Who Owns the Learning?: Preparing Students for Success in the Digital Age
by Alan November
Solution Tree (May 21, 2012)
I'm reading the Kindle Edition
My brain is going in two different directions as I read this book.
1. (the young side of my brain) Well, duh. You long ago gave away sole responsibility for hallway and classroom displays. Why not take the next logical step and do the same thing with learning and teaching?
2. (the greying side of my brain) I don't know enough about all of these digital tools! When will I have time to learn them all before I teach them to my students??! I don't have access to enough iPads or laptops to make this work! (answer from young side: Quit hyperventilating. You know very well that all you need to do is turn students loose with technology and they will figure it out. And weren't you paying attention? You can do all of this...or at least get started...with just one laptop and one iPad. That's do-able.)
Questions for Discussion, Chapter 1
"2. What first steps might you take in building a learning community where your students take on more responsibility for contributing to the learning of the class?"
- Reinvent my classroom jobs to include Scribe and Researcher. I wonder if I could have my Researcher monitor/add to the class Twitter feed throughout the day?

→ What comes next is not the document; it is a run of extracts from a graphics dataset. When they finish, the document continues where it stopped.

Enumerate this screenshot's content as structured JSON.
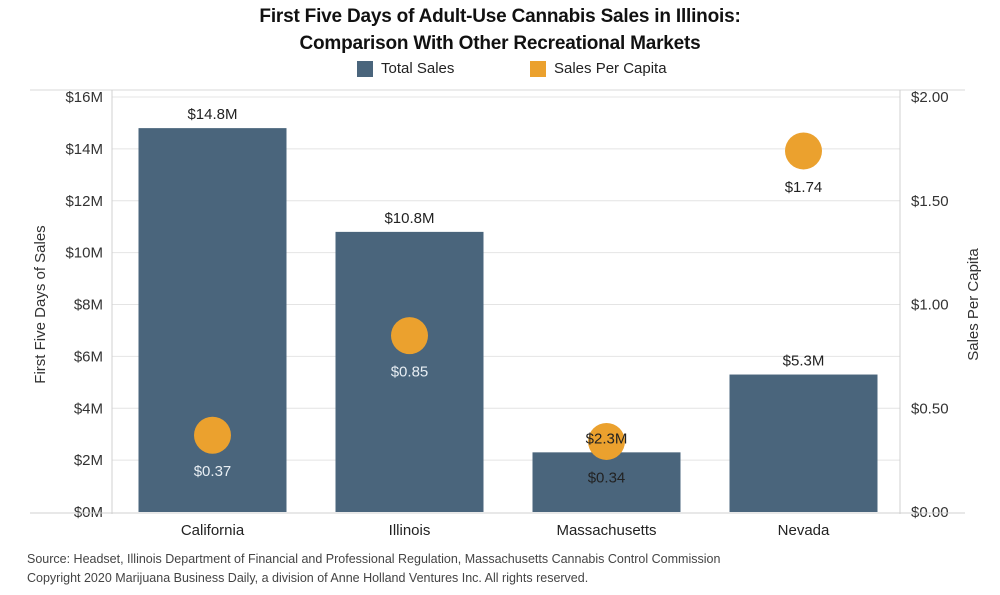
{
  "chart_data": {
    "type": "bar",
    "title": "First Five Days of Adult-Use Cannabis Sales in Illinois:",
    "subtitle": "Comparison With Other Recreational Markets",
    "categories": [
      "California",
      "Illinois",
      "Massachusetts",
      "Nevada"
    ],
    "series": [
      {
        "name": "Total Sales",
        "type": "bar",
        "axis": "left",
        "color": "#4a657c",
        "values": [
          14.8,
          10.8,
          2.3,
          5.3
        ],
        "labels": [
          "$14.8M",
          "$10.8M",
          "$2.3M",
          "$5.3M"
        ]
      },
      {
        "name": "Sales Per Capita",
        "type": "scatter",
        "axis": "right",
        "color": "#eba12e",
        "values": [
          0.37,
          0.85,
          0.34,
          1.74
        ],
        "labels": [
          "$0.37",
          "$0.85",
          "$0.34",
          "$1.74"
        ]
      }
    ],
    "ylabel": "First Five Days of Sales",
    "ylabel_right": "Sales Per Capita",
    "xlabel": "",
    "ylim": [
      0,
      16
    ],
    "ylim_right": [
      0,
      2
    ],
    "yticks": [
      {
        "value": 0,
        "label": "$0M"
      },
      {
        "value": 2,
        "label": "$2M"
      },
      {
        "value": 4,
        "label": "$4M"
      },
      {
        "value": 6,
        "label": "$6M"
      },
      {
        "value": 8,
        "label": "$8M"
      },
      {
        "value": 10,
        "label": "$10M"
      },
      {
        "value": 12,
        "label": "$12M"
      },
      {
        "value": 14,
        "label": "$14M"
      },
      {
        "value": 16,
        "label": "$16M"
      }
    ],
    "yticks_right": [
      {
        "value": 0,
        "label": "$0.00"
      },
      {
        "value": 0.5,
        "label": "$0.50"
      },
      {
        "value": 1.0,
        "label": "$1.00"
      },
      {
        "value": 1.5,
        "label": "$1.50"
      },
      {
        "value": 2.0,
        "label": "$2.00"
      }
    ],
    "grid": true,
    "legend_position": "top-center",
    "legend": [
      "Total Sales",
      "Sales Per Capita"
    ]
  },
  "source_line": "Source: Headset, Illinois Department of Financial and Professional Regulation, Massachusetts Cannabis Control Commission",
  "copyright_line": "Copyright 2020 Marijuana Business Daily, a division of Anne Holland Ventures Inc. All rights reserved."
}
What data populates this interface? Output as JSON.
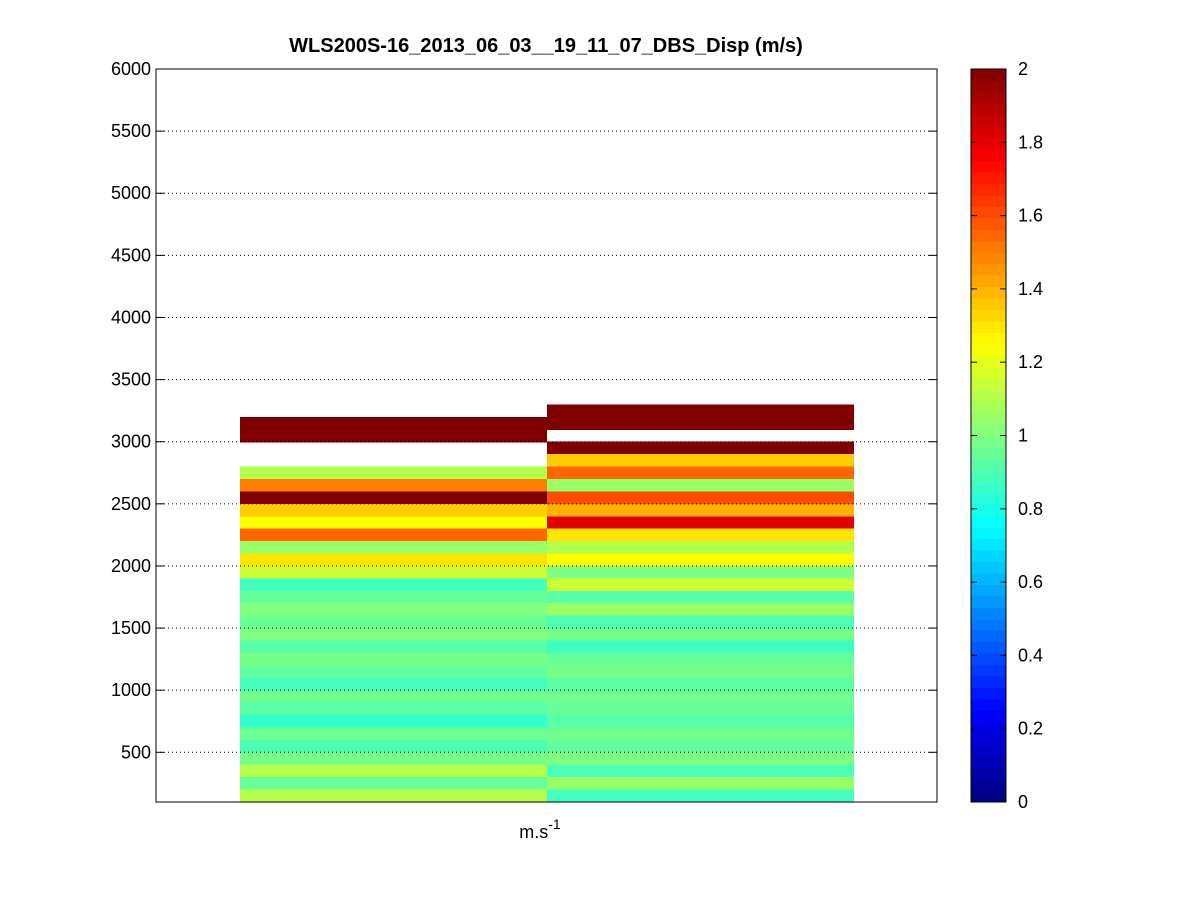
{
  "chart_data": {
    "type": "heatmap",
    "title": "WLS200S-16_2013_06_03__19_11_07_DBS_Disp (m/s)",
    "xlabel_base": "m.s",
    "xlabel_sup": "-1",
    "ylabel": "",
    "ylim": [
      100,
      6000
    ],
    "yticks": [
      500,
      1000,
      1500,
      2000,
      2500,
      3000,
      3500,
      4000,
      4500,
      5000,
      5500,
      6000
    ],
    "grid": "y-dotted",
    "colormap": "jet",
    "clim": [
      0,
      2
    ],
    "colorbar_ticks": [
      0,
      0.2,
      0.4,
      0.6,
      0.8,
      1,
      1.2,
      1.4,
      1.6,
      1.8,
      2
    ],
    "colorbar_placement": "right",
    "bin_height": 50,
    "columns": [
      {
        "bottom": 100,
        "bins": [
          {
            "y": 3000,
            "h": 200,
            "v": 2.0
          },
          {
            "y": 2700,
            "h": 100,
            "v": 1.1
          },
          {
            "y": 2600,
            "h": 100,
            "v": 1.5
          },
          {
            "y": 2500,
            "h": 100,
            "v": 2.0
          },
          {
            "y": 2400,
            "h": 100,
            "v": 1.35
          },
          {
            "y": 2300,
            "h": 100,
            "v": 1.25
          },
          {
            "y": 2200,
            "h": 100,
            "v": 1.55
          },
          {
            "y": 2100,
            "h": 100,
            "v": 1.05
          },
          {
            "y": 2000,
            "h": 100,
            "v": 1.3
          },
          {
            "y": 1900,
            "h": 100,
            "v": 1.15
          },
          {
            "y": 1800,
            "h": 100,
            "v": 0.88
          },
          {
            "y": 1700,
            "h": 100,
            "v": 0.95
          },
          {
            "y": 1600,
            "h": 100,
            "v": 1.0
          },
          {
            "y": 1500,
            "h": 100,
            "v": 0.96
          },
          {
            "y": 1400,
            "h": 100,
            "v": 1.0
          },
          {
            "y": 1300,
            "h": 100,
            "v": 0.92
          },
          {
            "y": 1200,
            "h": 100,
            "v": 0.98
          },
          {
            "y": 1100,
            "h": 100,
            "v": 0.94
          },
          {
            "y": 1000,
            "h": 100,
            "v": 0.88
          },
          {
            "y": 900,
            "h": 100,
            "v": 0.97
          },
          {
            "y": 800,
            "h": 100,
            "v": 0.92
          },
          {
            "y": 700,
            "h": 100,
            "v": 0.85
          },
          {
            "y": 600,
            "h": 100,
            "v": 0.96
          },
          {
            "y": 500,
            "h": 100,
            "v": 0.9
          },
          {
            "y": 400,
            "h": 100,
            "v": 0.98
          },
          {
            "y": 300,
            "h": 100,
            "v": 1.1
          },
          {
            "y": 200,
            "h": 100,
            "v": 0.95
          },
          {
            "y": 100,
            "h": 100,
            "v": 1.1
          }
        ]
      },
      {
        "bottom": 100,
        "bins": [
          {
            "y": 3100,
            "h": 200,
            "v": 2.0
          },
          {
            "y": 3000,
            "h": 100,
            "v": null
          },
          {
            "y": 2900,
            "h": 100,
            "v": 2.0
          },
          {
            "y": 2800,
            "h": 100,
            "v": 1.35
          },
          {
            "y": 2700,
            "h": 100,
            "v": 1.55
          },
          {
            "y": 2600,
            "h": 100,
            "v": 1.05
          },
          {
            "y": 2500,
            "h": 100,
            "v": 1.6
          },
          {
            "y": 2400,
            "h": 100,
            "v": 1.4
          },
          {
            "y": 2300,
            "h": 100,
            "v": 1.8
          },
          {
            "y": 2200,
            "h": 100,
            "v": 1.3
          },
          {
            "y": 2100,
            "h": 100,
            "v": 1.1
          },
          {
            "y": 2000,
            "h": 100,
            "v": 1.25
          },
          {
            "y": 1900,
            "h": 100,
            "v": 1.0
          },
          {
            "y": 1800,
            "h": 100,
            "v": 1.15
          },
          {
            "y": 1700,
            "h": 100,
            "v": 0.92
          },
          {
            "y": 1600,
            "h": 100,
            "v": 1.05
          },
          {
            "y": 1500,
            "h": 100,
            "v": 0.9
          },
          {
            "y": 1400,
            "h": 100,
            "v": 0.98
          },
          {
            "y": 1300,
            "h": 100,
            "v": 0.87
          },
          {
            "y": 1200,
            "h": 100,
            "v": 0.95
          },
          {
            "y": 1100,
            "h": 100,
            "v": 0.98
          },
          {
            "y": 1000,
            "h": 100,
            "v": 0.93
          },
          {
            "y": 900,
            "h": 100,
            "v": 0.97
          },
          {
            "y": 800,
            "h": 100,
            "v": 0.95
          },
          {
            "y": 700,
            "h": 100,
            "v": 0.92
          },
          {
            "y": 600,
            "h": 100,
            "v": 0.97
          },
          {
            "y": 500,
            "h": 100,
            "v": 0.94
          },
          {
            "y": 400,
            "h": 100,
            "v": 1.0
          },
          {
            "y": 300,
            "h": 100,
            "v": 0.9
          },
          {
            "y": 200,
            "h": 100,
            "v": 1.05
          },
          {
            "y": 100,
            "h": 100,
            "v": 0.88
          }
        ]
      }
    ]
  }
}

- Resurrect my class wiki and turn it over to the students to manage. Learn just enough about podcasting and screencasting to teach my students (if they even need to be taught) and give it over. Frankly, the biggest barrier I felt/imagined was the amount of time it would take ME to manage the wiki.

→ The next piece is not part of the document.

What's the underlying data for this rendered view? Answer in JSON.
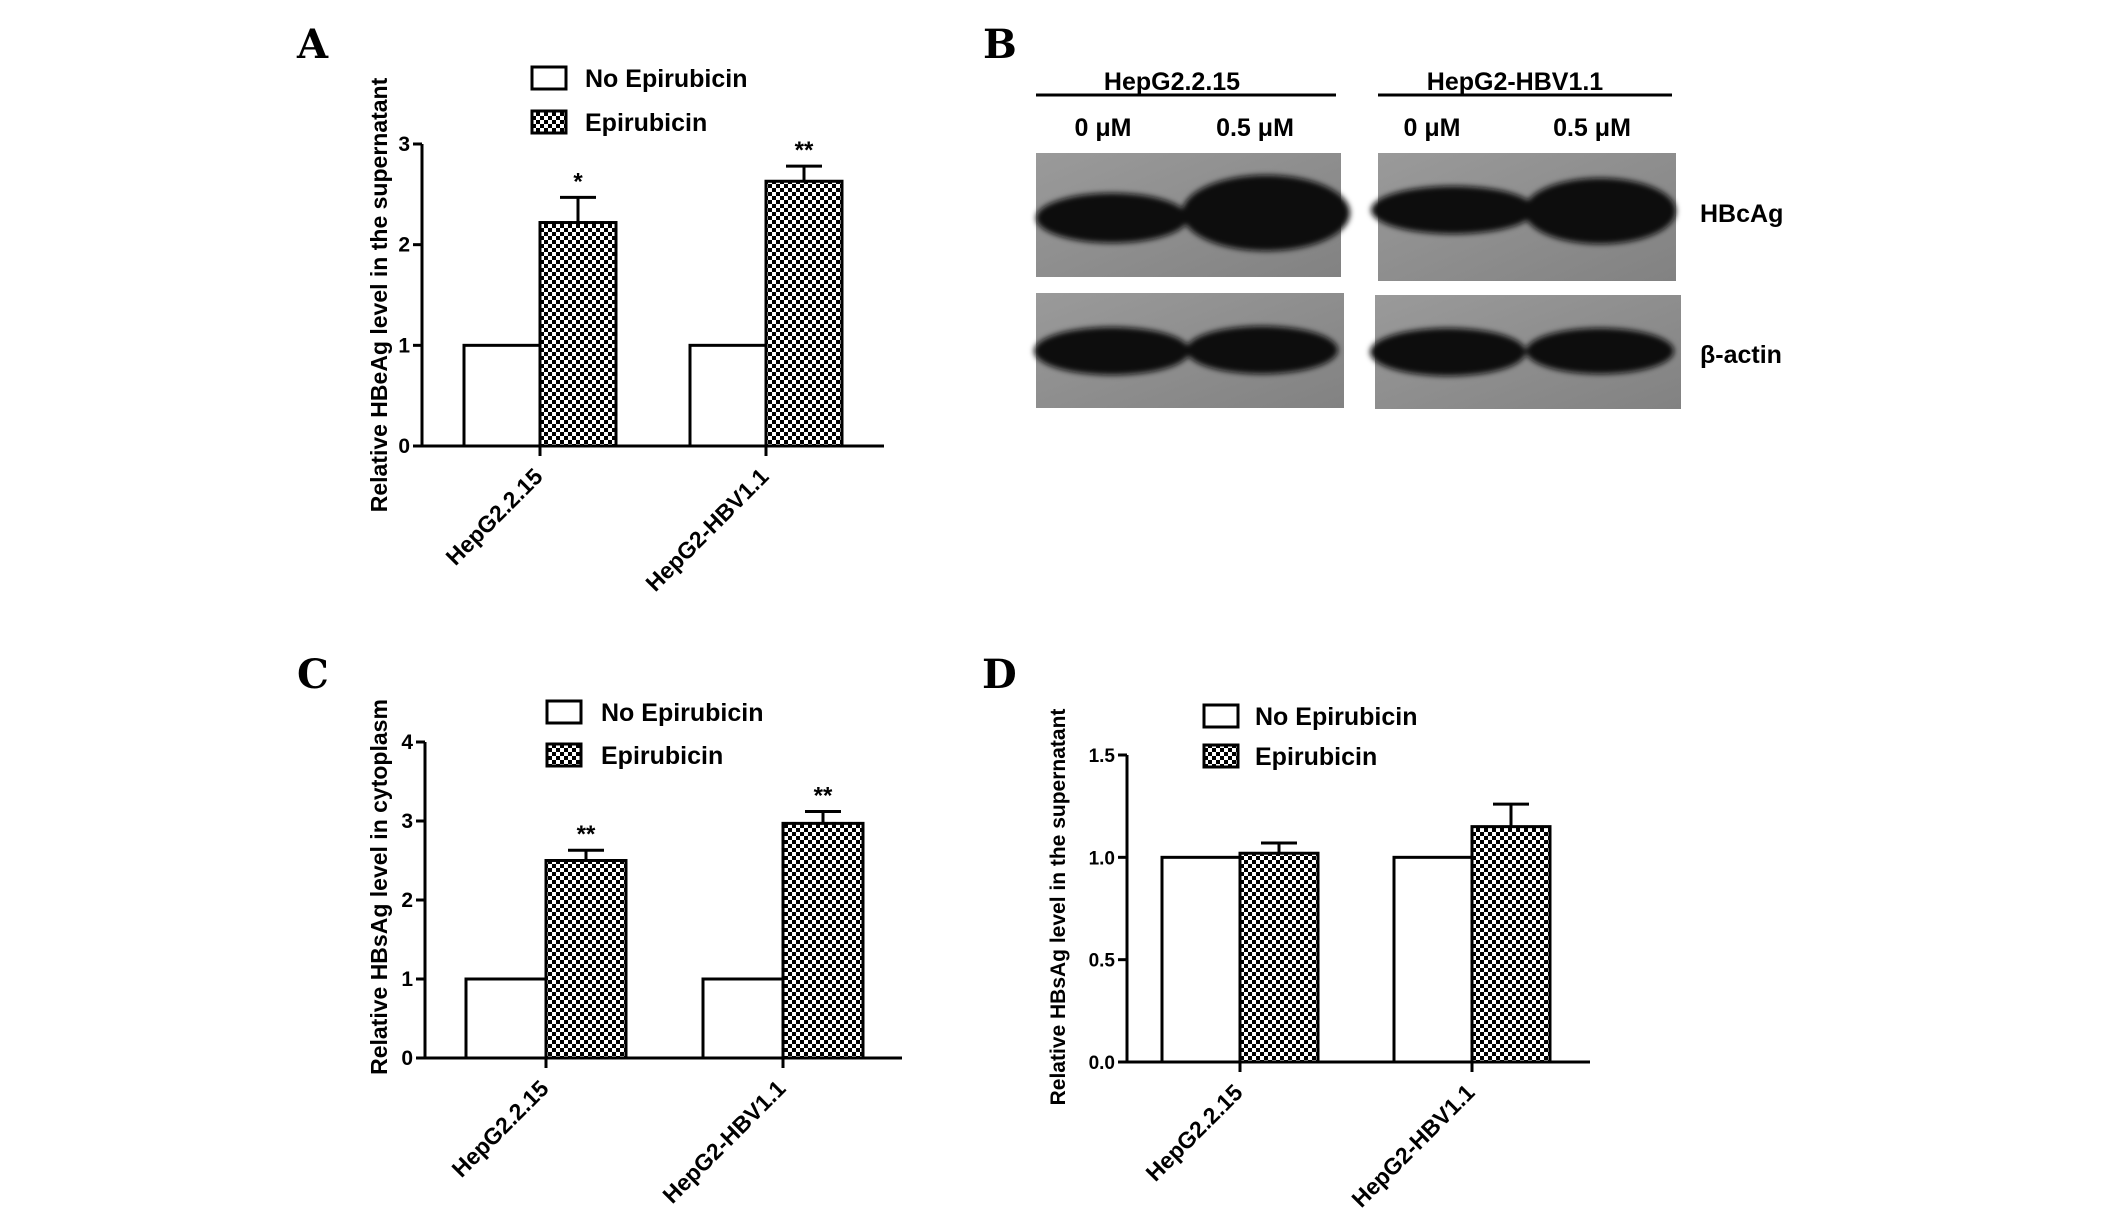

- Start a class blog that goes out to the world.
- Don't grade -- don't even offer extra credit points for -- any creative project that contributes to the learning of the whole class. Remember, "Students teaching students is a powerful method for building learning and driving creativity and innovation."
Questions for Discussion, Chapter 2
"1. As an educator, can you name some specific types of lessons or topics that would be particularly well suited for student tutorials?"
Short answer: Yes. Lots of them.
New thinking: Perhaps the next step after a guided lesson with students who are struggling with a topic is to ask them to create a tutorial.
Here are a few possible Language Arts tutorials (guided lessons I taught with small groups) I can think of off the top of my head:
- making plurals with nouns that end in vowel-y and consonant-y (word study)
- cause and effect (reading nonfiction)
- summarizing (reading fiction and nonfiction)
- revising a poem for line breaks (writing)
Cathy (Reflect and Refine) is hosting today's conversation about WHO OWNS THE LEARNING? Thank you to her, and to Jill Fisch (My Primary Passion) and Laura Komos (Ruminate and Invigorate) for bringing us together to have these important conversations.
(A note about my post -- I deliberately did not read anyone else's posts before writing mine. I'm anxious to see how my thinking is the same as and different from everyone else's!)